毎日新聞コラム「健康を決める力」

第15回 ストレス対処の「資源」

毎日新聞コラム「健康を決める力」

毎日新聞 2018年9月9日 東京朝刊掲載

聖路加国際大教授 中山和弘 著


 「健康を決める力」というサイトで、「健康とは何か 力、資源としての健康」という記事をようやく掲載しました。何を健康と考えるかによって、健康のために選ぶものも異なると考え、以前から書かねばと思っていました。

 厚生労働省の「国民生活基礎調査」(2016年)によると、「あなたの現在の健康状態は」という質問に対して「よい」20・7%、「まあよい」17・8%、「ふつう」47%、「あまりよくない」11・2%、「よくない」1・8%となっています。「よい」「まあよい」「ふつう」を合わせると85・5%が、自分は健康だと考えています。この割合は、年齢が上がるほど低下しますが、65歳以上でも75%ほどあります。病気やけがで通院している割合は、20~30代の約2割に対し、65歳以上は約7割であるにもかかわらずです。傷病の有無だけが健康の判断材料でないことがうかがえます。

 では、私たちは何を理由に健康だと判断するのでしょう。厚労省の「健康意識に関する調査」(14年)では、「病気がない」「おいしく飲食できる」「身体が丈夫」など、主に身体的な側面が上位を占めました。この他、選択項目には「不安や悩みがない」「幸せを感じる」「前向きに生きられる」「生きがいを感じる」などの精神的な側面や「人間関係がうまくいく」「仕事がうまくいく」「他人を愛することができる」「他人から認められる」という社会的な側面も挙げられています。

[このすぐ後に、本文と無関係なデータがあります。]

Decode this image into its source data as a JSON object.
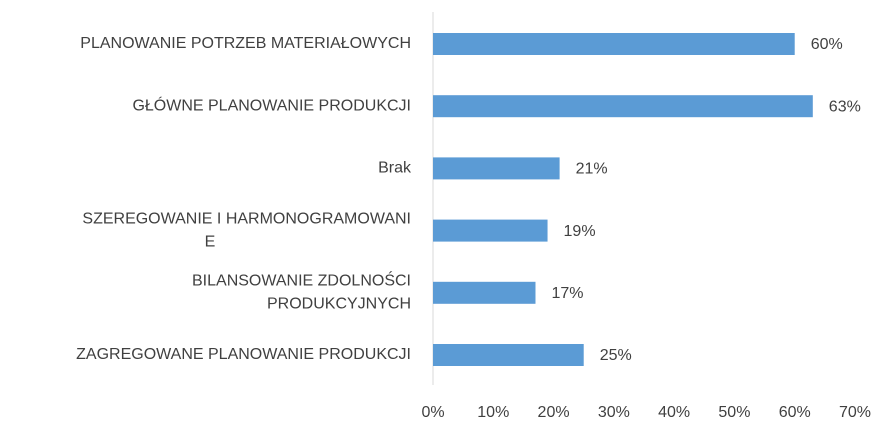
{
  "chart_data": {
    "type": "bar",
    "orientation": "horizontal",
    "categories": [
      [
        "PLANOWANIE  POTRZEB MATERIAŁOWYCH"
      ],
      [
        "GŁÓWNE PLANOWANIE PRODUKCJI"
      ],
      [
        "Brak"
      ],
      [
        "SZEREGOWANIE I HARMONOGRAMOWANI",
        "E"
      ],
      [
        "BILANSOWANIE ZDOLNOŚCI",
        "PRODUKCYJNYCH"
      ],
      [
        "ZAGREGOWANE PLANOWANIE PRODUKCJI"
      ]
    ],
    "values": [
      60,
      63,
      21,
      19,
      17,
      25
    ],
    "value_labels": [
      "60%",
      "63%",
      "21%",
      "19%",
      "17%",
      "25%"
    ],
    "color": "#5b9bd5",
    "xlim": [
      0,
      70
    ],
    "xticks": [
      {
        "value": 0,
        "label": "0%"
      },
      {
        "value": 10,
        "label": "10%"
      },
      {
        "value": 20,
        "label": "20%"
      },
      {
        "value": 30,
        "label": "30%"
      },
      {
        "value": 40,
        "label": "40%"
      },
      {
        "value": 50,
        "label": "50%"
      },
      {
        "value": 60,
        "label": "60%"
      },
      {
        "value": 70,
        "label": "70%"
      }
    ],
    "grid": false
  }
}
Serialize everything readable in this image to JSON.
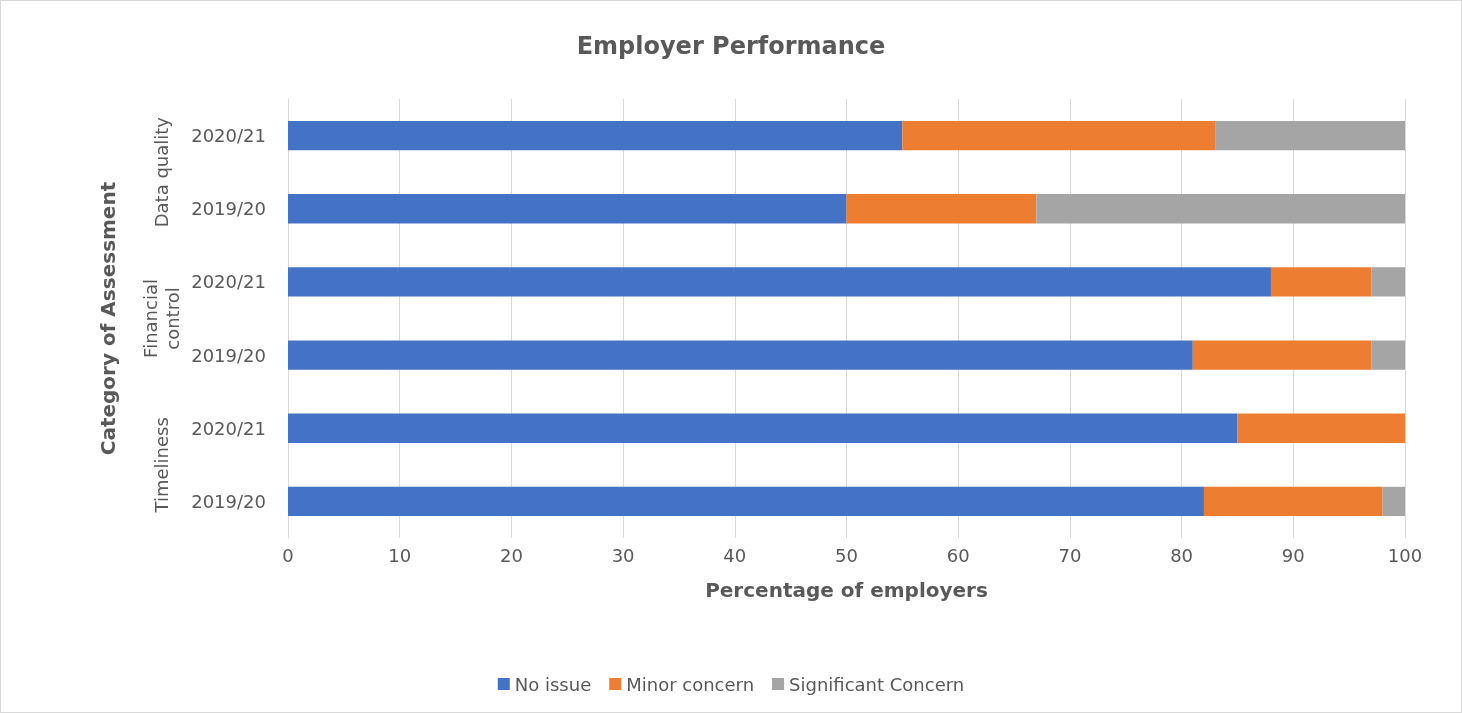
{
  "chart_data": {
    "type": "bar",
    "orientation": "horizontal",
    "stacked": true,
    "title": "Employer Performance",
    "xlabel": "Percentage of employers",
    "ylabel": "Category of Assessment",
    "categories": [
      "2020/21",
      "2019/20",
      "2020/21",
      "2019/20",
      "2020/21",
      "2019/20"
    ],
    "annotations": [
      "Data quality",
      "Financial\ncontrol",
      "Timeliness"
    ],
    "series": [
      {
        "name": "No issue",
        "color": "#4472c4",
        "values": [
          55,
          50,
          88,
          81,
          85,
          82
        ]
      },
      {
        "name": "Minor concern",
        "color": "#ed7d31",
        "values": [
          28,
          17,
          9,
          16,
          15,
          16
        ]
      },
      {
        "name": "Significant Concern",
        "color": "#a5a5a5",
        "values": [
          17,
          33,
          3,
          3,
          0,
          2
        ]
      }
    ],
    "xlim": [
      0,
      100
    ],
    "xticks": [
      0,
      10,
      20,
      30,
      40,
      50,
      60,
      70,
      80,
      90,
      100
    ],
    "grid": "x",
    "legend": "bottom"
  }
}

自分の健康を判断する際に、重視した事項(厚生労働省「健康意識に関する調査」2014年)
 これらの三つの側面は、広く知られる世界保健機関(WHO)の健康の定義「健康とは、身体的、精神的、社会的に完全に良好な状態であり、単に病気がないとか虚弱でないということではない」(1948年)にもあります。この定義は三つの側面の調和を視野に入れている点で評価されています。

 一方で、「完全に良好な状態」という表現が、理想的な「状態」を求める姿勢につながり、医療への過度の依存を助長するという問題点も指摘されていました。そして現在では、健康を「状態」ではなく、状態を変化させる「力」として捉え直そうという提案が多くの専門家から出されています。

 背景にあるのは、ストレスや病気は人生の一部であり、否定したり排除したりするものではないという考え方です。この考えの下では、ストレスや病気に対処するための知識や情報、周囲からのサポートなど多様な「資源」が必要です。ストレスをきっかけに、こうした「資源」を入手する「力」であるヘルスリテラシーを身に着けることが、健康につながると言えます。